Un minuscule avant-poste de vallée au-delà de Dingboche, la dernière étape avant l'Island Peak, où les foules se dissipent et où les parois montagneuses se referment de tous côtés.

Passé Dingboche, l’essentiel du flux de trekkeurs bifurque vers Lobuche et l’ultime poussée vers le camp de base, et seule une fraction des marcheurs continue dans la vallée latérale jusqu’à Chukhung. Nous y sommes allés parce qu’un alpiniste français rencontré dans une maison de thé deux nuits plus tôt l’avait décrite comme « la version silencieuse de tout ce que vous aimez déjà dans ce trek », ce qui s’est révélé exactement juste.

La vallée que personne ne traverse en courant

Chukhung se trouve à 4 730 mètres, à la tête de la vallée de l’Imja, un hameau d’une demi-douzaine de maisons de thé cerné par certains des sommets les plus concentrés de tout le Khumbu : la face sud du Lhotse qui s’élève presque directement au-dessus de la tête, l’Ama Dablam visible sous un angle que la plupart des trekkeurs ne voient jamais, et l’Island Peak — un véritable objectif alpin à part entière — qui bouche le fond de la vallée comme un mur. Le sentier depuis Dingboche traverse de vastes pâturages plats où paissent les yaks, un calme étrange après le terrain plus abrupt et muré de pierre plus bas.

Des yaks paissant sur les vastes pâturages plats de la vallée de l'Imja près de Chukhung

Chukhung Ri

La randonnée d’acclimatation ici grimpe le Chukhung Ri, une crête au-dessus du village qui culmine autour de 5 550 mètres — techniquement plus difficile que le Kala Patthar et récompensée par bien moins de monde au sommet. Nous avons partagé le point de vue avec exactement deux autres personnes, toutes deux alpinistes en acclimatation pour une tentative sur l’Island Peak, et le panorama sur le Lhotse, le Nuptse, le Makalu et l’Ama Dablam avait des airs de projection privée comparé à la foule que nous retrouverions plus tard au Kala Patthar.
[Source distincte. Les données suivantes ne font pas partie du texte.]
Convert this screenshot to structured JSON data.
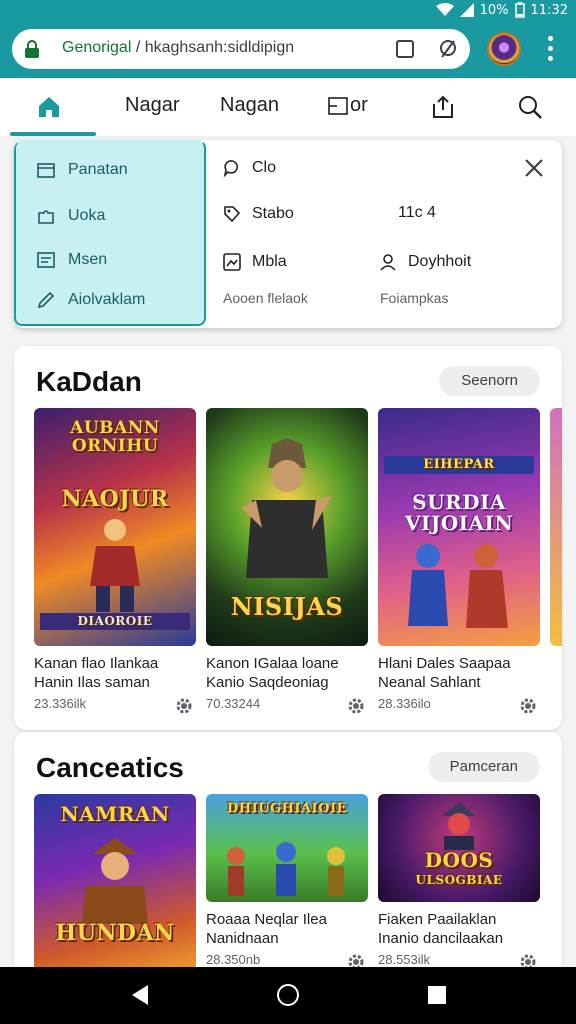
{
  "status_bar": {
    "battery": "10%",
    "time": "11:32"
  },
  "browser": {
    "url_domain": "Genorigal",
    "url_path": " / hkaghsanh:sidldipign",
    "avatar_colors": [
      "#5a2a80",
      "#e0a040"
    ]
  },
  "top_nav": {
    "items": [
      {
        "label": "Nagar"
      },
      {
        "label": "Nagan"
      },
      {
        "label": "or"
      }
    ],
    "accent": "#1a9aa0"
  },
  "menu": {
    "left_items": [
      {
        "label": "Panatan",
        "icon": "card-icon"
      },
      {
        "label": "Uoka",
        "icon": "puzzle-icon"
      },
      {
        "label": "Msen",
        "icon": "list-icon"
      },
      {
        "label": "Aiolvaklam",
        "icon": "pen-icon"
      }
    ],
    "right_items": [
      {
        "label": "Clo",
        "icon": "chat-icon"
      },
      {
        "label": "Stabo",
        "icon": "tag-icon"
      },
      {
        "label": "11c 4",
        "icon": ""
      },
      {
        "label": "Mbla",
        "icon": "image-icon"
      },
      {
        "label": "Doyhhoit",
        "icon": "person-icon"
      }
    ],
    "footer": [
      "Aooen flelaok",
      "Foiampkas"
    ]
  },
  "sections": [
    {
      "title": "KaDdan",
      "see_more": "Seenorn",
      "cards": [
        {
          "cover_text_top": "AUBANN ORNIHU",
          "cover_text_mid": "NAOJUR",
          "cover_text_bottom": "DIAOROIE",
          "title_line1": "Kanan flao Ilankaa",
          "title_line2": "Hanin Ilas saman",
          "meta": "23.336ilk"
        },
        {
          "cover_text_top": "",
          "cover_text_mid": "",
          "cover_text_bottom": "NISIJAS",
          "title_line1": "Kanon IGalaa loane",
          "title_line2": "Kanio Saqdeoniag",
          "meta": "70.33244"
        },
        {
          "cover_text_top": "EIHEPAR",
          "cover_text_mid": "SURDIA VIJOIAIN",
          "cover_text_bottom": "",
          "title_line1": "Hlani Dales Saapaa",
          "title_line2": "Neanal Sahlant",
          "meta": "28.336ilo"
        }
      ]
    },
    {
      "title": "Canceatics",
      "see_more": "Pamceran",
      "cards": [
        {
          "cover_text_top": "NAMRAN",
          "cover_text_bottom": "HUNDAN",
          "title_line1": "",
          "title_line2": "",
          "meta": ""
        },
        {
          "cover_text_top": "DHIUGHIAIOIE",
          "cover_text_bottom": "",
          "title_line1": "Roaaa Neqlar Ilea",
          "title_line2": "Nanidnaan",
          "meta": "28.350nb"
        },
        {
          "cover_text_top": "DOOS",
          "cover_text_bottom": "ULSOGBIAE",
          "title_line1": "Fiaken Paailaklan",
          "title_line2": "Inanio dancilaakan",
          "meta": "28.553ilk"
        }
      ]
    }
  ]
}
Des trekkeurs gravissant la crête du Chukhung Ri avec une vue spectaculaire sur la face sud du Lhotse

Un camp de base pour les sérieux

Ce qui m’a le plus frappé, c’est la composition des gens logés dans les maisons de thé de Chukhung — moins de trekkeurs occasionnels, plus de grimpeurs enchaînant leurs dernières rotations d’acclimatation avant une tentative de sommet sur l’Island Peak, du matériel éparpillé dans les salles communes au point de rendre nos modestes chaussures de randonnée presque honteuses par comparaison. Cela donne à toute la vallée une énergie différente : plus calme, plus concentrée, véritablement isolée.
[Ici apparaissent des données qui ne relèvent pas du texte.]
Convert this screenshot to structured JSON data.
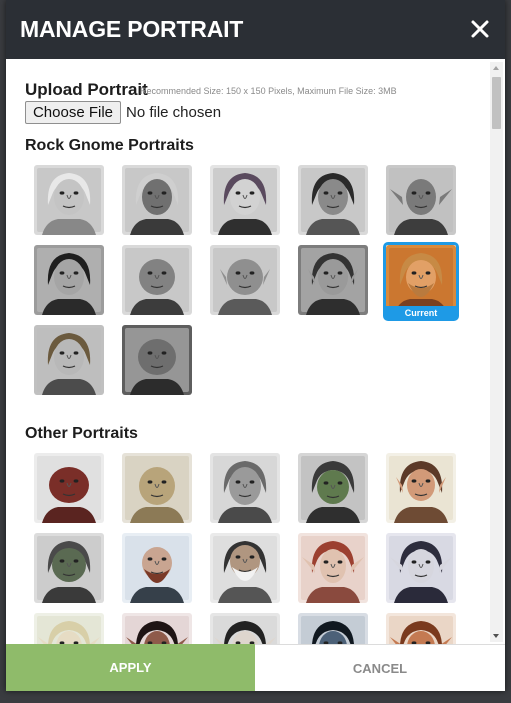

Quand y aller : octobre-novembre et avril-mai offrent le temps le plus clair pour l’ascension du Chukhung Ri. La vallée voit bien moins de passage que le sentier principal du camp de base toute l’année, si bien que la solitude est accessible dans presque n’importe quelle saison où l’itinéraire est ouvert, sous réserve de la météo.